Quote:
Originally Posted by mnemonix /img/forum/go_quote.gif
Music is musical, nothing about a headphone can be.
Whether a headphone helps you enjoy the music is another matter, but that will be a result of other more tangible & quantifyable attributes. I can't agree that musicality conveys any useful information about a headphone to anyone but the specific listener using the word, for whom both its meaning & requirements are personal.

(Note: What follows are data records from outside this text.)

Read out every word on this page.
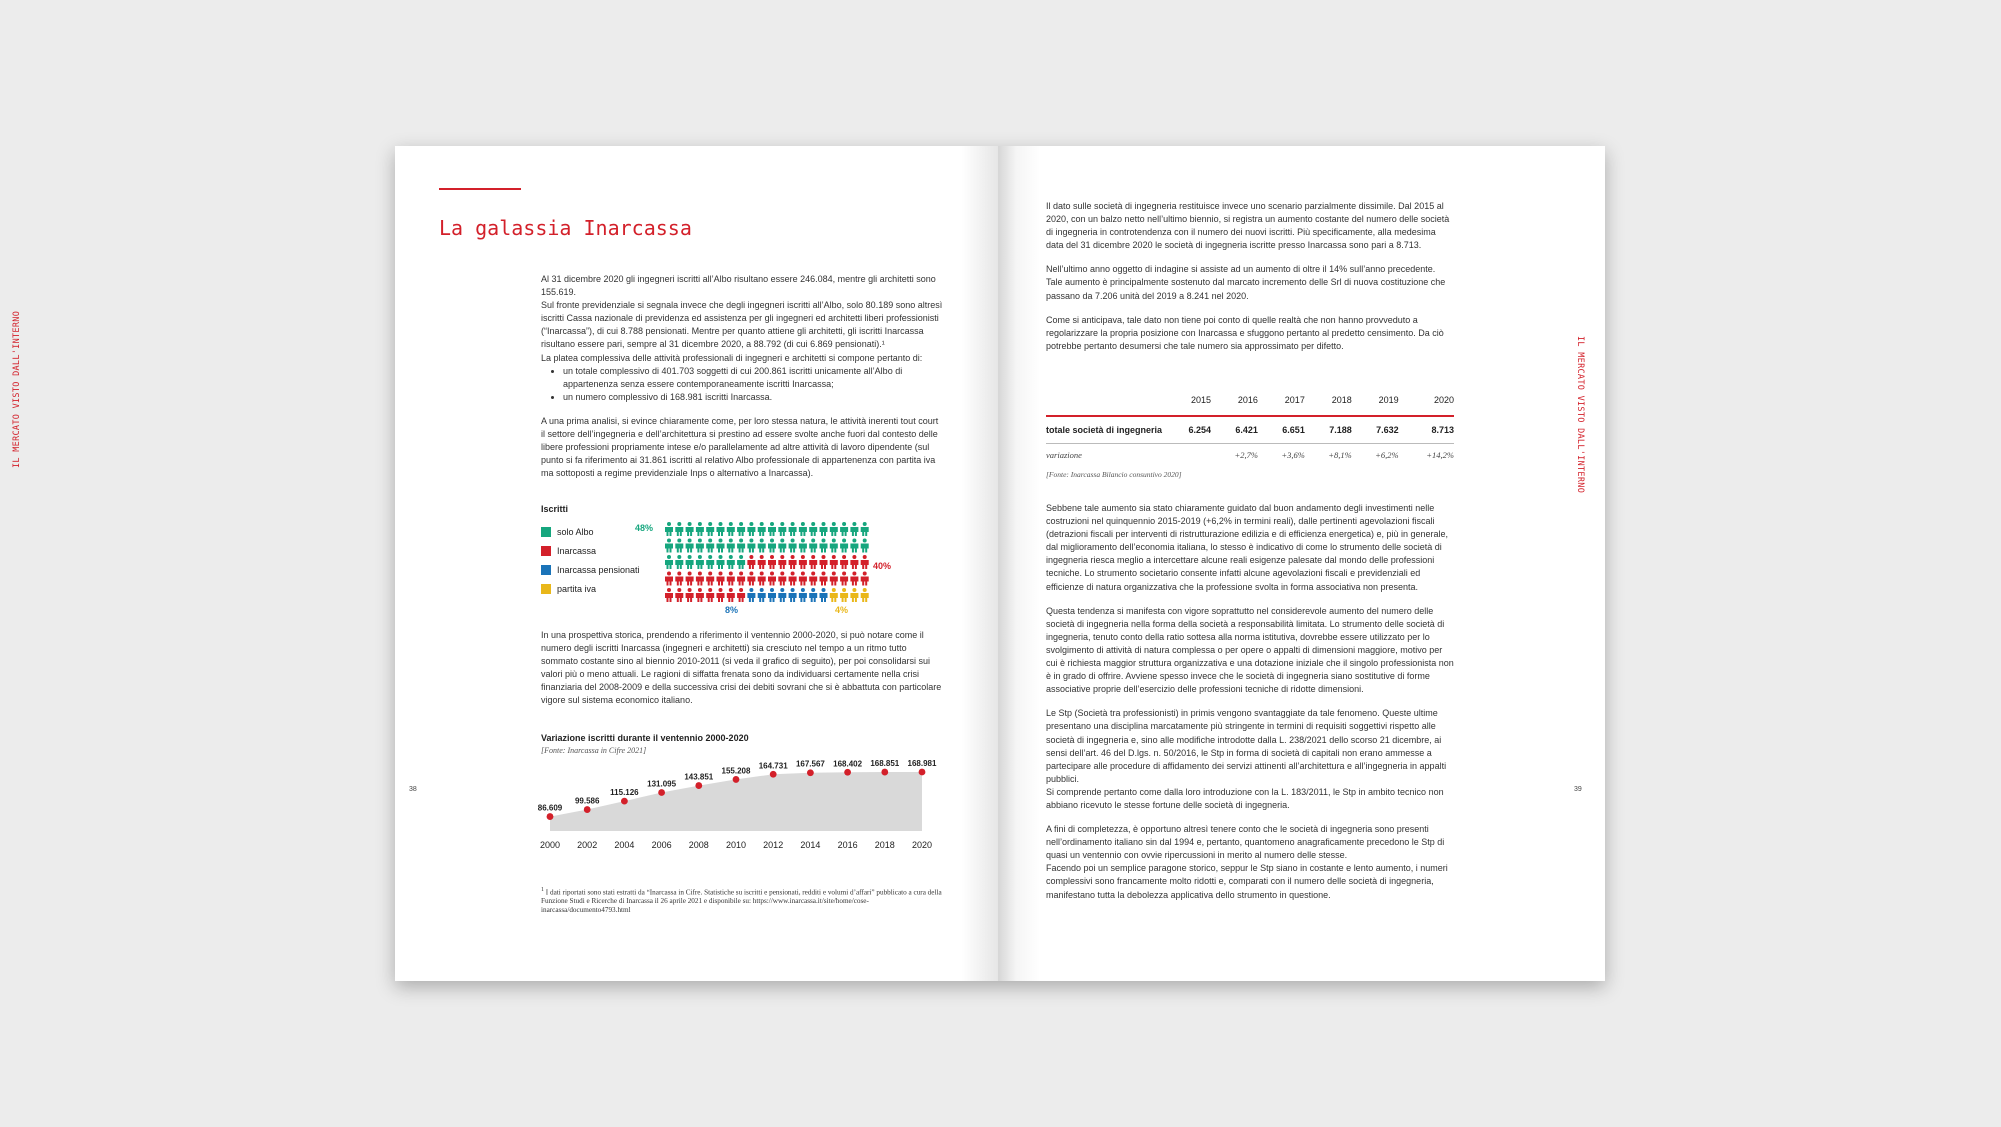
La galassia Inarcassa

Al 31 dicembre 2020 gli ingegneri iscritti all’Albo risultano essere 246.084, mentre gli architetti sono 155.619.

Sul fronte previdenziale si segnala invece che degli ingegneri iscritti all’Albo, solo 80.189 sono altresì iscritti Cassa nazionale di previdenza ed assistenza per gli ingegneri ed architetti liberi professionisti (“Inarcassa”), di cui 8.788 pensionati. Mentre per quanto attiene gli architetti, gli iscritti Inarcassa risultano essere pari, sempre al 31 dicembre 2020, a 88.792 (di cui 6.869 pensionati).¹

La platea complessiva delle attività professionali di ingegneri e architetti si compone pertanto di:

• un totale complessivo di 401.703 soggetti di cui 200.861 iscritti unicamente all’Albo di appartenenza senza essere contemporaneamente iscritti Inarcassa;
• un numero complessivo di 168.981 iscritti Inarcassa.

A una prima analisi, si evince chiaramente come, per loro stessa natura, le attività inerenti tout court il settore dell’ingegneria e dell’architettura si prestino ad essere svolte anche fuori dal contesto delle libere professioni propriamente intese e/o parallelamente ad altre attività di lavoro dipendente (sul punto si fa riferimento ai 31.861 iscritti al relativo Albo professionale di appartenenza con partita iva ma sottoposti a regime previdenziale Inps o alternativo a Inarcassa).

Iscritti
solo Albo
Inarcassa
Inarcassa pensionati
partita iva
48%
40%
8%	4%

In una prospettiva storica, prendendo a riferimento il ventennio 2000-2020, si può notare come il numero degli iscritti Inarcassa (ingegneri e architetti) sia cresciuto nel tempo a un ritmo tutto sommato costante sino al biennio 2010-2011 (si veda il grafico di seguito), per poi consolidarsi sui valori più o meno attuali. Le ragioni di siffatta frenata sono da individuarsi certamente nella crisi finanziaria del 2008-2009 e della successiva crisi dei debiti sovrani che si è abbattuta con particolare vigore sul sistema economico italiano.

Variazione iscritti durante il ventennio 2000-2020
[Fonte: Inarcassa in Cifre 2021]
86.609
99.586
115.126
131.095
143.851
155.208
164.731 167.567 168.402 168.851 168.981
2000 2002 2004 2006 2008 2010 2012 2014 2016 2018 2020
$^1$ I dati riportati sono stati estratti da “Inarcassa in Cifre. Statistiche su iscritti e pensionati, redditi e volumi d’affari” pubblicato a cura della Funzione Studi e Ricerche di Inarcassa il 26 aprile 2021 e disponibile su: https://www.inarcassa.it/site/home/cose-inarcassa/documento4793.html
38

Il dato sulle società di ingegneria restituisce invece uno scenario parzialmente dissimile. Dal 2015 al 2020, con un balzo netto nell’ultimo biennio, si registra un aumento costante del numero delle società di ingegneria in controtendenza con il numero dei nuovi iscritti. Più specificamente, alla medesima data del 31 dicembre 2020 le società di ingegneria iscritte presso Inarcassa sono pari a 8.713.

Nell’ultimo anno oggetto di indagine si assiste ad un aumento di oltre il 14% sull’anno precedente. Tale aumento è principalmente sostenuto dal marcato incremento delle Srl di nuova costituzione che passano da 7.206 unità del 2019 a 8.241 nel 2020.

Come si anticipava, tale dato non tiene poi conto di quelle realtà che non hanno provveduto a regolarizzare la propria posizione con Inarcassa e sfuggono pertanto al predetto censimento. Da ciò potrebbe pertanto desumersi che tale numero sia approssimato per difetto.

	2015	2016	2017	2018	2019	2020
totale società di ingegneria	6.254	6.421	6.651	7.188	7.632	8.713
variazione		+2,7%	+3,6%	+8,1%	+6,2%	+14,2%
[Fonte: Inarcassa Bilancio consuntivo 2020]

Sebbene tale aumento sia stato chiaramente guidato dal buon andamento degli investimenti nelle costruzioni nel quinquennio 2015-2019 (+6,2% in termini reali), dalle pertinenti agevolazioni fiscali (detrazioni fiscali per interventi di ristrutturazione edilizia e di efficienza energetica) e, più in generale, dal miglioramento dell’economia italiana, lo stesso è indicativo di come lo strumento delle società di ingegneria riesca meglio a intercettare alcune reali esigenze palesate dal mondo delle professioni tecniche. Lo strumento societario consente infatti alcune agevolazioni fiscali e previdenziali ed efficienze di natura organizzativa che la professione svolta in forma associativa non presenta.

Questa tendenza si manifesta con vigore soprattutto nel considerevole aumento del numero delle società di ingegneria nella forma della società a responsabilità limitata. Lo strumento delle società di ingegneria, tenuto conto della ratio sottesa alla norma istitutiva, dovrebbe essere utilizzato per lo svolgimento di attività di natura complessa o per opere o appalti di dimensioni maggiore, motivo per cui è richiesta maggior struttura organizzativa e una dotazione iniziale che il singolo professionista non è in grado di offrire. Avviene spesso invece che le società di ingegneria siano sostitutive di forme associative proprie dell’esercizio delle professioni tecniche di ridotte dimensioni.

Le Stp (Società tra professionisti) in primis vengono svantaggiate da tale fenomeno. Queste ultime presentano una disciplina marcatamente più stringente in termini di requisiti soggettivi rispetto alle società di ingegneria e, sino alle modifiche introdotte dalla L. 238/2021 dello scorso 21 dicembre, ai sensi dell’art. 46 del D.lgs. n. 50/2016, le Stp in forma di società di capitali non erano ammesse a partecipare alle procedure di affidamento dei servizi attinenti all’architettura e all’ingegneria in appalti pubblici.

Si comprende pertanto come dalla loro introduzione con la L. 183/2011, le Stp in ambito tecnico non abbiano ricevuto le stesse fortune delle società di ingegneria.

A fini di completezza, è opportuno altresì tenere conto che le società di ingegneria sono presenti nell’ordinamento italiano sin dal 1994 e, pertanto, quantomeno anagraficamente precedono le Stp di quasi un ventennio con ovvie ripercussioni in merito al numero delle stesse.

Facendo poi un semplice paragone storico, seppur le Stp siano in costante e lento aumento, i numeri complessivi sono francamente molto ridotti e, comparati con il numero delle società di ingegneria, manifestano tutta la debolezza applicativa dello strumento in questione.

39
IL MERCATO VISTO DALL'INTERNO	IL MERCATO VISTO DALL'INTERNO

I don't believe anyone said prat is meaningless.
|
This is a really good point, actually, but I still disagree when it comes to a headphone being capable of portraying music
musically. Subjective though it may be - and subsequently difficult to quantify without a first-hand listen, to me the musicality of the phone
is those other more "tangible and quantifiable" attributes, or a collection thereof... one of which is tone and most certainly PRaT (and in my case, warmth over ultra-detail). Subjective though these things may be, I can tell you that the headphones I've read as being musical from members I've learned to heed over the years have rarely disappointed. And I did miss the mark on the PRaT comment, sorry.
[EDIT for the EDIT]
Quote:
Originally Posted by mnemonix /img/forum/go_quote.gif
I understand the desire to expand our language and ability to describe and convey every nuance of the subject we're passionate about, but I don't think it helps to adopt lazy & meaningless jargon which superficially gives a sense of meaning but ultimately says nothing.
|
Use and abuse are not one and the same. Coming from the right people, a musical headphone is all the information I need to, at the very least, pique my interest in hearing the referenced product. Laziness is something altogether different, of course. If someone were
reviewing or posting full impressions on a headphone and relied on simply claiming musicality then, yes, that's not helpful. But using that in conjunction with the base criteria that work to make the headphone musical is most certainly valuable to me.